A deal designed to save the public sector tens of millions pounds on Microsoft licensing costs may yield only a fraction of the projected savings because many government departments are reluctant to commit to the initiative.
Brokered by the Office of Government Commerce (OGC), the deal was designed to aggregate the spending power of the public sector to negotiate a significant discount on software licences from Microsoft.
But MPs have been told that the promised savings may not be realised unless more departments come onboard.
"We anticipated a bigger initial surge than we saw," Peter Gershon, chief executive at the OGC, told the Public Accounts Committee.
Gershon admitted that large departments, such as the Inland Revenue, had yet to commit to large-scale upgrades. Others, like the Department for Work and Pensions, had only upgraded on an ad hoc basis.
Under the agreement, the more public sector bodies that move to the new licence terms, the larger the discount.
But both the Ministry of Defence (MoD) and the NHS chose to negotiate their own terms, although the OGC has persuaded Microsoft to include both departments' purchases in calculating the overall discount.

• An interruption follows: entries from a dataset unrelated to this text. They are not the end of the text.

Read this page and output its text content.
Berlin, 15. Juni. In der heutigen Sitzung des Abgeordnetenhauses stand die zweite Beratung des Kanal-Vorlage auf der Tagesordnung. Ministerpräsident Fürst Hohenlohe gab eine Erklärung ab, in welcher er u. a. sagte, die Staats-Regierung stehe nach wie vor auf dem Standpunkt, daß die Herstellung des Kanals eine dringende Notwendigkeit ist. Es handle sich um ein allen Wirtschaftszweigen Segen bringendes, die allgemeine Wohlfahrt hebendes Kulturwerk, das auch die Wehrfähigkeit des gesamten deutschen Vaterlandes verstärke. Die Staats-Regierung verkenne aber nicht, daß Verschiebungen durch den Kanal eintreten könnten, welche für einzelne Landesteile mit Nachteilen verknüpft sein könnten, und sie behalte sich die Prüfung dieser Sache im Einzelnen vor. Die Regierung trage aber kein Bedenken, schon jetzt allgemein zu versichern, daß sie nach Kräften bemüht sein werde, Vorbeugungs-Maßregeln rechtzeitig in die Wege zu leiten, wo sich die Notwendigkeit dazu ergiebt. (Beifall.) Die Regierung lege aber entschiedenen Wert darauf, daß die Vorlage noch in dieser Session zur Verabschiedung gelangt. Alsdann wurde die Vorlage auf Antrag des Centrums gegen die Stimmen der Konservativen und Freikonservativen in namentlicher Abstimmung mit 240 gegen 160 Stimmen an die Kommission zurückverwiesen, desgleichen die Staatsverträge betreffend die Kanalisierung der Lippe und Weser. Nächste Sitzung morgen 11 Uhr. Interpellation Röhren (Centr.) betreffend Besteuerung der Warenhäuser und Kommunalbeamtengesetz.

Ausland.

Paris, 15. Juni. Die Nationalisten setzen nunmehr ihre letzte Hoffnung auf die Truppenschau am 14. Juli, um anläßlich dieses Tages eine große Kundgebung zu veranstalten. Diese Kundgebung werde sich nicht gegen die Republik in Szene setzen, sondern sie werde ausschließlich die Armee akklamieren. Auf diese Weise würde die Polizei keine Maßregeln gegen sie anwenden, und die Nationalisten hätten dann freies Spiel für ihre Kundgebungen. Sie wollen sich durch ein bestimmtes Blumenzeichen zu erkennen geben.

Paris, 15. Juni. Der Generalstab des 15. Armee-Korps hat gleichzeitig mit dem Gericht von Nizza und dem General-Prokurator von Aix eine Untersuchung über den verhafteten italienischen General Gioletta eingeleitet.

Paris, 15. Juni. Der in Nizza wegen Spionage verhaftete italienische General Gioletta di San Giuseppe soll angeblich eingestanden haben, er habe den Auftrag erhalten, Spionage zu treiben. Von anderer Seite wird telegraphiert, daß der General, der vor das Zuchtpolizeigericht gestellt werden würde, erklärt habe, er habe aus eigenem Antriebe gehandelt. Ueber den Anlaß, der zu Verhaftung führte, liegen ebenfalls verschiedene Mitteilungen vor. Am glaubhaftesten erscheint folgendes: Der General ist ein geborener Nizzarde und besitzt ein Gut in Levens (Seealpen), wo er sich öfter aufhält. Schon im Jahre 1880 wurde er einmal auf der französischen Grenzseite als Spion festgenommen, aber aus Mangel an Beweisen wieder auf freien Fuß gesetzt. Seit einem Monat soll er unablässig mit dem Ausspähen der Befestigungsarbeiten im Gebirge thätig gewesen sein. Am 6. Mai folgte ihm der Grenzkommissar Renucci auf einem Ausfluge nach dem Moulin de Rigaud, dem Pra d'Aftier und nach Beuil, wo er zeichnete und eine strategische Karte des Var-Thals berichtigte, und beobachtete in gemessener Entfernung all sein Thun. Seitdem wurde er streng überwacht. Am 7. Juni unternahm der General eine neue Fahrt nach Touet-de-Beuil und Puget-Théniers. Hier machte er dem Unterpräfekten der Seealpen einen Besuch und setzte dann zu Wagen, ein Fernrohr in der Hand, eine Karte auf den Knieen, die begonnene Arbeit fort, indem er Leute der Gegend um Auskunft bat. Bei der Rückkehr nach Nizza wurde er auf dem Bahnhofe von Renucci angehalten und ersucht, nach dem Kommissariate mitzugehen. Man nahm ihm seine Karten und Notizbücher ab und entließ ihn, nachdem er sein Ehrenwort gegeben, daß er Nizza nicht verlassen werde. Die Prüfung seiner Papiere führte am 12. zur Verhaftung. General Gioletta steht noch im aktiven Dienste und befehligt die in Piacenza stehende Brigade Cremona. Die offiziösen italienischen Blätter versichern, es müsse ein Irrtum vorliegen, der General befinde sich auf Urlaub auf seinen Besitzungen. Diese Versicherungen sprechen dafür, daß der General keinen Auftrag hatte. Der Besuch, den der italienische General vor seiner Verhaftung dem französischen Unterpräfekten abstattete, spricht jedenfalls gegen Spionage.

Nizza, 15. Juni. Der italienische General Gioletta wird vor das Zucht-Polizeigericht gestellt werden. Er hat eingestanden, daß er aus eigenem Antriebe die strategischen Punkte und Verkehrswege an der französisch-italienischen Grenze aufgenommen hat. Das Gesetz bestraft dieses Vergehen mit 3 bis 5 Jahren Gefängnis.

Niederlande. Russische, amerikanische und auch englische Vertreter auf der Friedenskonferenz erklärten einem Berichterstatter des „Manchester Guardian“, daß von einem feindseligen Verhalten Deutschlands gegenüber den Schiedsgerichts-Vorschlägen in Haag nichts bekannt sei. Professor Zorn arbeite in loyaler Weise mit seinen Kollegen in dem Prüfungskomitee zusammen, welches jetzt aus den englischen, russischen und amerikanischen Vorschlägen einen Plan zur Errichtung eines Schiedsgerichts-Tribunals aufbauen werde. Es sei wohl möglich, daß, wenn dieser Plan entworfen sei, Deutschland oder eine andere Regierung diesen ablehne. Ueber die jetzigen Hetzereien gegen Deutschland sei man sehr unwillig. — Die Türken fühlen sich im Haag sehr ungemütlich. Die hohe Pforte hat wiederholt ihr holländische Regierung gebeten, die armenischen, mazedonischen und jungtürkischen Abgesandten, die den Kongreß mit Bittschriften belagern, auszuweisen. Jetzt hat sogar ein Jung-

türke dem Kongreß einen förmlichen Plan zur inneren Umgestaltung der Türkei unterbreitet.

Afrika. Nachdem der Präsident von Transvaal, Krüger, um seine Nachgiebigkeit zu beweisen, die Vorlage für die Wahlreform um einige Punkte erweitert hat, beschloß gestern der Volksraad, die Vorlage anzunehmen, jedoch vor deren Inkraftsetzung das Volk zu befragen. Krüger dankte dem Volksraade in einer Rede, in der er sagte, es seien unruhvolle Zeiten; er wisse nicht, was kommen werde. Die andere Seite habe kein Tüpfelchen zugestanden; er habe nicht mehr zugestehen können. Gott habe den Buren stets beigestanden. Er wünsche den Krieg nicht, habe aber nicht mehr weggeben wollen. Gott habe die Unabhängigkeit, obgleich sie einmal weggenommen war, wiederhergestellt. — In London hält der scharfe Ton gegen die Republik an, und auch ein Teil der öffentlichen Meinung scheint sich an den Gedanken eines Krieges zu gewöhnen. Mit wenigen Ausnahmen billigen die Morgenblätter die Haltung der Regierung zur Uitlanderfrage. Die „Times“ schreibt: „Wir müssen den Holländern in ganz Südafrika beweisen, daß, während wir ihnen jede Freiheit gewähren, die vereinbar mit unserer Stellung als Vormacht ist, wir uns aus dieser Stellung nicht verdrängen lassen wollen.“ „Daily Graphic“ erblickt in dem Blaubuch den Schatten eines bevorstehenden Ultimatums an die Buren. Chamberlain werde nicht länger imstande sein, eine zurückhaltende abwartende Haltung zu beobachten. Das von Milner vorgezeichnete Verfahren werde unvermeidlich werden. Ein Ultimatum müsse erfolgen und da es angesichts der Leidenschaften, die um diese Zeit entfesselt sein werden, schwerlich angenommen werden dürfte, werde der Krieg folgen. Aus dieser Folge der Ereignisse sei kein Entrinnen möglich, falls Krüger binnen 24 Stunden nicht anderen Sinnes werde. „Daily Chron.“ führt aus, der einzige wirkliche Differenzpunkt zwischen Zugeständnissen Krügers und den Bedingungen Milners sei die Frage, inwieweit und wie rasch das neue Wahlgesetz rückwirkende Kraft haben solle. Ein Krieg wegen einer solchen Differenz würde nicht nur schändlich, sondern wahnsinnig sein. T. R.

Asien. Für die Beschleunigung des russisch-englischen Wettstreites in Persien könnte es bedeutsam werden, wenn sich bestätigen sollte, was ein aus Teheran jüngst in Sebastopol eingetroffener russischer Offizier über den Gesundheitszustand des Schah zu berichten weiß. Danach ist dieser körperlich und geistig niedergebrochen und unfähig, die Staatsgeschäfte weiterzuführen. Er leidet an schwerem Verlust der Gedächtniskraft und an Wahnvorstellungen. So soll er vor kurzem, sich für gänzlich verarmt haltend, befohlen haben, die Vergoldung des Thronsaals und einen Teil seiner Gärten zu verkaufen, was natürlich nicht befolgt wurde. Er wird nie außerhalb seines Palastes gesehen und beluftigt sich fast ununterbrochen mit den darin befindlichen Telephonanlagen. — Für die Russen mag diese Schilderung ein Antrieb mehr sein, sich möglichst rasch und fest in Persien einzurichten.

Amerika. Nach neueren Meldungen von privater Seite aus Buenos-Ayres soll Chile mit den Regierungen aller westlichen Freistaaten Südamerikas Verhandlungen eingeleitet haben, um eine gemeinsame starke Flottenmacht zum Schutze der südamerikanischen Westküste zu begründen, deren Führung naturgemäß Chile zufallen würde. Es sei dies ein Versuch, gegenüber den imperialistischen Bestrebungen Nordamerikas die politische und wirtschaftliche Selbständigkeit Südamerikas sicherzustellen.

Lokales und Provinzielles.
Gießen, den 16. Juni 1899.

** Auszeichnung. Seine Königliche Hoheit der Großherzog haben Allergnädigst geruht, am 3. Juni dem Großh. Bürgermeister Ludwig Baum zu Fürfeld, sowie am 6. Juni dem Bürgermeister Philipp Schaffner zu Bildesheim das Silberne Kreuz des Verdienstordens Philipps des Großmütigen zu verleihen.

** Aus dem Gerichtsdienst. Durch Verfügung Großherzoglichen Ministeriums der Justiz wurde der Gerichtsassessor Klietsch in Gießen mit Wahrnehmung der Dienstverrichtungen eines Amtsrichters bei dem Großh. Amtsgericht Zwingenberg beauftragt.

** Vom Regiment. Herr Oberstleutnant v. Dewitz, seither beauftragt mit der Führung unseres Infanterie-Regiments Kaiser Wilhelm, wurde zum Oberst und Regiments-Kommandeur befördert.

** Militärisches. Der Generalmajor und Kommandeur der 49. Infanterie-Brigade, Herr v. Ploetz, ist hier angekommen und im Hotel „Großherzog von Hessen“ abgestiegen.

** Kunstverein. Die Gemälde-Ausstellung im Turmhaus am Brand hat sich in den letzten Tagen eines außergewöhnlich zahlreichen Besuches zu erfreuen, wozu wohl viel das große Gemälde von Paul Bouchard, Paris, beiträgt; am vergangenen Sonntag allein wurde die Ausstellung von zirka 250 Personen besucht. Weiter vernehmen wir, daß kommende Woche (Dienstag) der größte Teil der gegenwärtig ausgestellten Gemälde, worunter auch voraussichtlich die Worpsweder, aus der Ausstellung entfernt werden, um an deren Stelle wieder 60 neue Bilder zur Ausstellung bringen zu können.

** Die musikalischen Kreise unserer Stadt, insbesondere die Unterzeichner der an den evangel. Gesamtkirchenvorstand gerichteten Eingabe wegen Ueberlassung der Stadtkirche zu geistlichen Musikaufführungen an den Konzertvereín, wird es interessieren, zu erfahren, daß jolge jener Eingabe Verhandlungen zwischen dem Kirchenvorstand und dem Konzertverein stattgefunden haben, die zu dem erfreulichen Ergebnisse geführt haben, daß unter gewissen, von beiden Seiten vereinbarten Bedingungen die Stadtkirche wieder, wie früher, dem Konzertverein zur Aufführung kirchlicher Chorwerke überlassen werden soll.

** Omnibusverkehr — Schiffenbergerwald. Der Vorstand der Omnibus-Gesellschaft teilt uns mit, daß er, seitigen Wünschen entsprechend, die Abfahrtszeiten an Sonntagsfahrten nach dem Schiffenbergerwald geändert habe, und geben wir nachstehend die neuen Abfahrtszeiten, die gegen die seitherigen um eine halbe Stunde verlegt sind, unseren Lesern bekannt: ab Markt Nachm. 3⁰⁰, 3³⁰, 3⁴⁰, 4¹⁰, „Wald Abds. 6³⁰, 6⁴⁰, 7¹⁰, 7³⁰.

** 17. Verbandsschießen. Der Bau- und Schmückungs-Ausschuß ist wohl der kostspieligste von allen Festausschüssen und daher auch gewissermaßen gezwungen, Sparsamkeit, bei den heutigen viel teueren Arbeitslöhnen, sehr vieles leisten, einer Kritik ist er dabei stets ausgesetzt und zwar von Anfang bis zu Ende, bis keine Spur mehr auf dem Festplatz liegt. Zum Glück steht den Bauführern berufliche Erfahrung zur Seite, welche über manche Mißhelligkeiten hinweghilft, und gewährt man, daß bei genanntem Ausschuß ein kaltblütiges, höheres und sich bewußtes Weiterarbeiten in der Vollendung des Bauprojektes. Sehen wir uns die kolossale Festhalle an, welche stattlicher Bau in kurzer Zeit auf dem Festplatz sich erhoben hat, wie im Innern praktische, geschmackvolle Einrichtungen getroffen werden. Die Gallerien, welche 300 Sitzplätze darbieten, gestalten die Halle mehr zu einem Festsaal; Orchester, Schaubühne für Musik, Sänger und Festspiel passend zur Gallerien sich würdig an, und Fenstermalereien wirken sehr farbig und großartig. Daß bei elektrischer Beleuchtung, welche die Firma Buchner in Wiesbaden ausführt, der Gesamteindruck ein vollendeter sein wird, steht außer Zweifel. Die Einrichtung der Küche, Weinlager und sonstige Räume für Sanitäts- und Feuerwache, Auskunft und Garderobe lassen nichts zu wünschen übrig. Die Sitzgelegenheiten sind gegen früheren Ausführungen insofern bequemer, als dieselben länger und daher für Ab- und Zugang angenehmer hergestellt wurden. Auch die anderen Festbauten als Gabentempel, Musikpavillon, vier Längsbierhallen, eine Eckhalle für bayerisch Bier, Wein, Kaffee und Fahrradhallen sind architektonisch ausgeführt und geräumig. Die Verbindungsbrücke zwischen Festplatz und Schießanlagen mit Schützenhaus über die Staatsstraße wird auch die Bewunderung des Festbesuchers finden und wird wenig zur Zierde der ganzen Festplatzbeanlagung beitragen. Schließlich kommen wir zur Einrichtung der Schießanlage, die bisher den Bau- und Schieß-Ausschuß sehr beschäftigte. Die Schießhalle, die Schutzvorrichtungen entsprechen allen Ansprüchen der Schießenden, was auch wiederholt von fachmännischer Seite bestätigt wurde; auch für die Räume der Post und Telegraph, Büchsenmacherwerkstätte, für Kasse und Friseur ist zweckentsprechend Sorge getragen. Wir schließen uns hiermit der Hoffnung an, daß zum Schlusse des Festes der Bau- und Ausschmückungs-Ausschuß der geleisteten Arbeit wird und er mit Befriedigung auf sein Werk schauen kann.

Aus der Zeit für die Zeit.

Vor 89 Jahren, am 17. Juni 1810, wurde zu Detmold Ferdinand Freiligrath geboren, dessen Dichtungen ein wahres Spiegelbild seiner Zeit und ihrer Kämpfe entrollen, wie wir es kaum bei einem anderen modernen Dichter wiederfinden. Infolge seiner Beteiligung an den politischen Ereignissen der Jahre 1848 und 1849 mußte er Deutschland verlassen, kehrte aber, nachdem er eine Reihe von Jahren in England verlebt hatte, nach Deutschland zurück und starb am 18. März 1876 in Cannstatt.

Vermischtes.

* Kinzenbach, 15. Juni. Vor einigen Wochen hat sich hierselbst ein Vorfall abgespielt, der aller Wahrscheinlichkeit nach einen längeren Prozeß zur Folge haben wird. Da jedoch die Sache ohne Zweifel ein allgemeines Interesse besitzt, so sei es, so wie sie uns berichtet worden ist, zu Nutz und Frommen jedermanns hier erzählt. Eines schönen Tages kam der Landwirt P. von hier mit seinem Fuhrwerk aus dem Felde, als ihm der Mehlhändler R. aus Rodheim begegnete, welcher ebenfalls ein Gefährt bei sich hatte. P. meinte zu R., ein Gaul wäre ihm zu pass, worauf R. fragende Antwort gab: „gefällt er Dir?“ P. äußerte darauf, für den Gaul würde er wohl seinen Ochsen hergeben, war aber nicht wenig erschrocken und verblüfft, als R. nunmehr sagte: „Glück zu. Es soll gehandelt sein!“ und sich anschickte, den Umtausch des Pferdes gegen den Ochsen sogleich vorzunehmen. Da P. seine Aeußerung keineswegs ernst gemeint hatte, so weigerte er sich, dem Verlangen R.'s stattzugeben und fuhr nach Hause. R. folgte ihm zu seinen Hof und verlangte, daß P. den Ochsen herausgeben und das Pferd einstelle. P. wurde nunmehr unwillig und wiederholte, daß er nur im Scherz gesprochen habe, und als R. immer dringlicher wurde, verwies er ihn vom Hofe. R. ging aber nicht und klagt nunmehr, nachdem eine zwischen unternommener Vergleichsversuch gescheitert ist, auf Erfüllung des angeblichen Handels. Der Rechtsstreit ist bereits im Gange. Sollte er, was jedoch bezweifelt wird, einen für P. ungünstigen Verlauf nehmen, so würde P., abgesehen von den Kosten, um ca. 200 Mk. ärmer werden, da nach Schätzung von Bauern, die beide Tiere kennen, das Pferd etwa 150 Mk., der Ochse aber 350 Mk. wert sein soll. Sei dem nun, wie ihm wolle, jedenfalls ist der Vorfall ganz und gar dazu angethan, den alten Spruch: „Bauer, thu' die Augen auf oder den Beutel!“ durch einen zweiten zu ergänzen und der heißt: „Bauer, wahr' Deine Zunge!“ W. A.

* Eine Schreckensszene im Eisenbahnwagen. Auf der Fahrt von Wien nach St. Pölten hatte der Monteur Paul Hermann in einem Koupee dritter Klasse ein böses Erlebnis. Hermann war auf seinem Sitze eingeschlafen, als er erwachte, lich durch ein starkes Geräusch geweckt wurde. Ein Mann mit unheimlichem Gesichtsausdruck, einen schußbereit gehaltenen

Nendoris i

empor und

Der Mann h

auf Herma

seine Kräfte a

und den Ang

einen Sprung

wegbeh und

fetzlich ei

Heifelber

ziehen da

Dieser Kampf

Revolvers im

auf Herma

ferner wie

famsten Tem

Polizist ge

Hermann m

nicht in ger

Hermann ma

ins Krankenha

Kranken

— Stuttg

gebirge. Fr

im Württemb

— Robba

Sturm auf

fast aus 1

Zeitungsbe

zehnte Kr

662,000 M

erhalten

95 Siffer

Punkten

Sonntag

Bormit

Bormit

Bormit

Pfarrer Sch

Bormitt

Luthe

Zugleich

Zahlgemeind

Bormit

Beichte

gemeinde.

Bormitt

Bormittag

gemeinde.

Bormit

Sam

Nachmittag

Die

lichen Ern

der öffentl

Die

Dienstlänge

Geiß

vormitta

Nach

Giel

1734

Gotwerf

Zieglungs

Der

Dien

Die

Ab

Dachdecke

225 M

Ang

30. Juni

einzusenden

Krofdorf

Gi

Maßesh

With the NHS yet to commit to Microsoft's new terms, the OGC's targeted savings are under threat. So worried is the OGC, that it has seconded its own staff to the NHS team to help broker an agreement.
"We won't get near the next target threshold unless we get the NHS deal," admitted Gershon.
The fact that so many large public sector bodies have chosen not to adopt Microsoft's controversial terms will be a blow to the software maker.
"Departments are not going to upgrade unless there is a sound business case. Upgrading may also require additional spend on hardware," said Gershon.
While hardware costs account for as little as a fifth of total ownership costs, there is a tendency for IT departments to extend the lifetime of desktop software, according to Tony Lock, chief analyst at Bloor Research.
"A lot of European governments have extended their refresh rates while they look at alternatives such as open source software," he explained.
According to the National Audit Office, public sector spending on software licensing tops £100m per year. Without the agreement, the OGC reckons that Microsoft's new licensing scheme would cost an additional £40m to £60m a year.
But even if the OGS can persuade enough public sector organisations to sign up to the deal, thereby maximising the discounts, it may still be wasting money.
Financial services firm St Paul Insurance has slashed its licensing fees paid to Microsoft by ensuring that it only pays for the software it uses.
"We've saved a huge amount of money by saying we only want Microsoft Word. Our staff were not using Excel, PowerPoint or Access. Now we only pay for what we want," said Matt Barlow, IT manager at St Paul.
Microsoft insisted that a number of large departments, such as the Inland Revenue, would come onboard once they had finalised IT outsourcing arrangements.
"Everybody has benefited from this agreement. But it makes sense to enter into it only when you are looking at a technology refresh," said Graham Harrop, government manager at Microsoft UK.